Impor LNG Cina pada 2024 diperkirakan akan meningkat menjadi hampir 80 juta ton, dari sekitar 70 juta ton pada tahun 2023, menurut perkiraan ICIS dan Rystad, melampaui rekor tahun 2021 sebesar 78,79 juta ton.
Dari tahun 2030 hingga 2040, penurunan produksi gas dalam negeri di beberapa wilayah Asia Selatan dan Asia Tenggara dapat mendorong lonjakan permintaan LNG karena negara-negara tersebut membutuhkan bahan bakar untuk pembangkit listrik atau industri berbahan bakar gas.
Laporan Shell memperkirakan adanya keseimbangan antara peningkatan permintaan dan pasokan baru untuk wilayah-wilayah tersebut, namun dikatakan bahwa investasi yang signifikan akan diperlukan dalam infrastruktur impor gas.
“Dalam jangka menengah, permintaan laten LNG – khususnya di Asia – akan mengonsumsi pasokan baru yang diperkirakan akan masuk ke pasar pada paruh kedua tahun 2020an,” kata laporan tersebut.
Karena persediaan mencukupi pada tahun lalu ketika pasar dunia mulai pulih dari gangguan besar terkait dengan pecahnya perang Ukraina pada tahun 2022, harga-harga pun menurun.
Harga spot Asia rata-rata sekitar US$ 18 per juta British thermal unit (mmBtu) pada 2023, turun dari harga tertinggi sepanjang masa sebesar US$ 70 per mmBtu pada tahun 2022.
Harga terus turun tahun ini dan tetap di bawah US$ 10 per mmBtu, sehingga mendorong pembeli dari Cina hingga Bangladesh untuk mengunci pasokan baru dari Qatar dan Amerika Serikat.
Hill mengatakan bahwa kontrak LNG jangka panjang yang telah ditandatangani Eropa sejauh ini tidak akan mengisi kesenjangan permintaan-penawaran selama sisa dekade ini.
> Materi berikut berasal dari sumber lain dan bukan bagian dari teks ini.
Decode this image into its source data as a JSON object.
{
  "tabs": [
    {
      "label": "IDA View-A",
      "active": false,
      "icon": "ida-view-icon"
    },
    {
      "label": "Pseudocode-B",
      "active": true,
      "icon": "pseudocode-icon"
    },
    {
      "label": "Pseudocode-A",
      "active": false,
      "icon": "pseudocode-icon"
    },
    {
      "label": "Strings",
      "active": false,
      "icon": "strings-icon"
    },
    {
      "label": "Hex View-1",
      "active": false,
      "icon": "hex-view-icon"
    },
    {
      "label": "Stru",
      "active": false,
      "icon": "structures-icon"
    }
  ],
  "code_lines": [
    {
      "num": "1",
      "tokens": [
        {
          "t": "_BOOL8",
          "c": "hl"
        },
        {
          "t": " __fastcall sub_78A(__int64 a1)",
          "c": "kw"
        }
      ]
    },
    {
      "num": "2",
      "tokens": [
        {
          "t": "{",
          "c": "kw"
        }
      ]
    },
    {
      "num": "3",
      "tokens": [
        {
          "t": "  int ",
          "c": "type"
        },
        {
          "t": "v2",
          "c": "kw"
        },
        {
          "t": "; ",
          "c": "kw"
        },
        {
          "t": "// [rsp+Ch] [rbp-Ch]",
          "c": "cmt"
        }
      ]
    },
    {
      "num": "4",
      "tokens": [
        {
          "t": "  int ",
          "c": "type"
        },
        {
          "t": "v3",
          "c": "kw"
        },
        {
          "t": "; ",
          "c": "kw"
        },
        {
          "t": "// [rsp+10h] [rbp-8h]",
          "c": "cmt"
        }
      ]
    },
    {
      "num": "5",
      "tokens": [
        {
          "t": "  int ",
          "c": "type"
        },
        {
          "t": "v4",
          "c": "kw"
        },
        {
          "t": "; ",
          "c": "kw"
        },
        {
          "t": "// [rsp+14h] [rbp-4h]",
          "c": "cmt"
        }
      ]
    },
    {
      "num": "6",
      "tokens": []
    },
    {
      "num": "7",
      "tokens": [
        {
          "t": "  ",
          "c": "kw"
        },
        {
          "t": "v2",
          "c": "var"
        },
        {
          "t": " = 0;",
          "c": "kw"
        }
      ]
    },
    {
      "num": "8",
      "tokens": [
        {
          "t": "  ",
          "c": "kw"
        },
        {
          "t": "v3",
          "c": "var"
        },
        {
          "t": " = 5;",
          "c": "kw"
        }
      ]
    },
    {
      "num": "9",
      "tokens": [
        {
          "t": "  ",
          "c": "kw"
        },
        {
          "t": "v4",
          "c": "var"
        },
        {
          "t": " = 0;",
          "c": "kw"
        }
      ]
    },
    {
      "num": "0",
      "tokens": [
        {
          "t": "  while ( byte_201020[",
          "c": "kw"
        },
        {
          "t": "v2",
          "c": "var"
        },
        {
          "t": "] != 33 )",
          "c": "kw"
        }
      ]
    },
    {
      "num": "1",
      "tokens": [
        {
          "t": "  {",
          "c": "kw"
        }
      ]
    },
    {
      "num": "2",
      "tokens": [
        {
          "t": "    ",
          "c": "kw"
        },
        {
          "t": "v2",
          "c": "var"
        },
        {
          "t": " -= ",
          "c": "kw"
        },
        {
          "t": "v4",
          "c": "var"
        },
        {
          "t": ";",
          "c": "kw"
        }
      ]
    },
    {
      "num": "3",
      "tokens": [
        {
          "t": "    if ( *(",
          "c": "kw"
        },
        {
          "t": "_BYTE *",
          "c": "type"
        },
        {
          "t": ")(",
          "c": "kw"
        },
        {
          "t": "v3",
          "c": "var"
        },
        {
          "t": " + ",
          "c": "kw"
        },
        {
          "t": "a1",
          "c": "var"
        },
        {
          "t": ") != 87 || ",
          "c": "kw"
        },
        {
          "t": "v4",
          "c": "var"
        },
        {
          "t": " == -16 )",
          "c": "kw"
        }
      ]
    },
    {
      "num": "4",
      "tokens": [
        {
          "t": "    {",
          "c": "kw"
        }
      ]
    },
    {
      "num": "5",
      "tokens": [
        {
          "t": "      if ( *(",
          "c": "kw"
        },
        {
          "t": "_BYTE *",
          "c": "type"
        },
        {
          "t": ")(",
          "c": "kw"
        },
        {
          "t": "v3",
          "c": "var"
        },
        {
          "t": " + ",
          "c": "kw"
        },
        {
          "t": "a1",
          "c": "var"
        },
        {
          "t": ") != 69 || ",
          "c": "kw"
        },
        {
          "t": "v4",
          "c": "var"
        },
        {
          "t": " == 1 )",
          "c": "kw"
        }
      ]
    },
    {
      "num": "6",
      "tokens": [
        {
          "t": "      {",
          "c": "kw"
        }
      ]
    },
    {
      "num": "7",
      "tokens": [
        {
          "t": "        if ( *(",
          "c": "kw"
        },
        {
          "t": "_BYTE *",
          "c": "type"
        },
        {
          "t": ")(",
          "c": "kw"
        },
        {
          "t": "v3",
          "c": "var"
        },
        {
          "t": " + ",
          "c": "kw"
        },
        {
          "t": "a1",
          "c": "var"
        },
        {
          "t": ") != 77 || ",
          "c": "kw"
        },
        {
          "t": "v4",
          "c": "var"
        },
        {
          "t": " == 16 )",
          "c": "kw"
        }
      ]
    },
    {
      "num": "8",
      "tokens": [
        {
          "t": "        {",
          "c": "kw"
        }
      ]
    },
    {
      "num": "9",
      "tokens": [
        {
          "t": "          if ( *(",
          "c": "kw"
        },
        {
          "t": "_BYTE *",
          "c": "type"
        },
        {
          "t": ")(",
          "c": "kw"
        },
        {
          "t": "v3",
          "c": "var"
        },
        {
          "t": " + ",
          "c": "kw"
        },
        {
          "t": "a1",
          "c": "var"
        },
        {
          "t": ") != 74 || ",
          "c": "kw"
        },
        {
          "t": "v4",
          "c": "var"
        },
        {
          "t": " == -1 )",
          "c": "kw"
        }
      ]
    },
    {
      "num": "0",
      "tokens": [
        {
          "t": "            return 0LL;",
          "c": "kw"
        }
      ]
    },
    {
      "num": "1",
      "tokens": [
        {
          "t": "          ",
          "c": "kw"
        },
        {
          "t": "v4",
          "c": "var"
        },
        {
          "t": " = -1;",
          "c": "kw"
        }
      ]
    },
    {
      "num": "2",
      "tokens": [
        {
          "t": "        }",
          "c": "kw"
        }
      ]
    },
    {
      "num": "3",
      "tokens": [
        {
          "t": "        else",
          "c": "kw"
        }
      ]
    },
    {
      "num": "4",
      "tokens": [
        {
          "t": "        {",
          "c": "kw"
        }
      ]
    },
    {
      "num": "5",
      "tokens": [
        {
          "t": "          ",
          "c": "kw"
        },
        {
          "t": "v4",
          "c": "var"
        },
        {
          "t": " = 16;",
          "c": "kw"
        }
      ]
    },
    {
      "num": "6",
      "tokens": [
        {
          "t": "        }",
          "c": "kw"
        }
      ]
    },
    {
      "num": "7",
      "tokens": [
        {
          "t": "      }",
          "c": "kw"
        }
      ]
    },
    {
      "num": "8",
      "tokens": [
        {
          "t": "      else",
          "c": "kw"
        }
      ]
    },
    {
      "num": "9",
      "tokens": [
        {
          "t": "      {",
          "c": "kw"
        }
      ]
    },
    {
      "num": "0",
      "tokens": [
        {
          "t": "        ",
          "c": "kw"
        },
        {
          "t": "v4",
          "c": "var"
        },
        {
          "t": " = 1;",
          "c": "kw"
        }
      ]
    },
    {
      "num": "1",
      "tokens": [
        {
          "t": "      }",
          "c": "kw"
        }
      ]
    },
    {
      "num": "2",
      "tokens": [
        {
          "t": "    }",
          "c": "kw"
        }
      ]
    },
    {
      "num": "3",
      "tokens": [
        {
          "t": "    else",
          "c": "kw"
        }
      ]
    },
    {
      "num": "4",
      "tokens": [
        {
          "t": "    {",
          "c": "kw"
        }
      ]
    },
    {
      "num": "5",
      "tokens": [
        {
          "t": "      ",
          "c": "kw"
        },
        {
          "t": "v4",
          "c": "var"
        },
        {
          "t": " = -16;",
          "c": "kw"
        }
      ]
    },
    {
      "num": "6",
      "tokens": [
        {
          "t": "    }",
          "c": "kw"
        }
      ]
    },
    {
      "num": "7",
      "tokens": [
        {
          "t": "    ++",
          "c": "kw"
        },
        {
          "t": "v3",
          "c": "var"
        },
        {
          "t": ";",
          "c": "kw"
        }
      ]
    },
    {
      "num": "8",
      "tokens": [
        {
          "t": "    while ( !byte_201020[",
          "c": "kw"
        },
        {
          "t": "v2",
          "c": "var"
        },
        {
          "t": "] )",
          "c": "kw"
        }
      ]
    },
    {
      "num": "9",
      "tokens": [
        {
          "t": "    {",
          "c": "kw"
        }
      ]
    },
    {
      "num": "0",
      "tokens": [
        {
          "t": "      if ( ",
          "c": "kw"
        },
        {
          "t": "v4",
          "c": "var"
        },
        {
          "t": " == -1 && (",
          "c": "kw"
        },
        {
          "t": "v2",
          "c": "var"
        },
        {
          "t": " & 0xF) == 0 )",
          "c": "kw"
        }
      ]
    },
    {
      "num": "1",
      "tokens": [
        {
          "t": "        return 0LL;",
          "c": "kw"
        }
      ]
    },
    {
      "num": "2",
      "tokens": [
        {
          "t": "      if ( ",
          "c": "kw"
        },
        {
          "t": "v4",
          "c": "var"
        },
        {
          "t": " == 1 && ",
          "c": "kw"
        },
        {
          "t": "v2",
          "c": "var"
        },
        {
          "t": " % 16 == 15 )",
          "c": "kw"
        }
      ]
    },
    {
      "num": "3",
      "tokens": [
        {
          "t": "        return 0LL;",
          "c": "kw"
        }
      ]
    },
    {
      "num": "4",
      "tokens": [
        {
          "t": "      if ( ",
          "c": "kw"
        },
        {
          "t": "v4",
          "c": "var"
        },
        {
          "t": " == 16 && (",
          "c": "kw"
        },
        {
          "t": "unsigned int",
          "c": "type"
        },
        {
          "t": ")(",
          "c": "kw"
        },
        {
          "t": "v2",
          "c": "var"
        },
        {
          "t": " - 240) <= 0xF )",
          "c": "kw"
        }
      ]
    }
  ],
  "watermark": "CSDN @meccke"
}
“Terdapat kekurangan struktural sebesar 50 juta hingga 70 juta metrik ton per tahun selama sisa tahun di dekade ini atau lebih yang perlu dipertahankan oleh Eropa.
Di pasar AS, ia mengatakan bahwa perpanjangan larangan terhadap proyek ekspor LNG baru akan “berdampak besar” pada pasar global yang berkembang pesat.
Larangan tersebut “mungkin baik-baik saja jika berlangsung selama satu tahun atau lebih, namun jika larangan tersebut bersifat jangka panjang, maka hal tersebut akan mempunyai dampak yang cukup besar terhadap pasar,” kata Hill kepada para analis.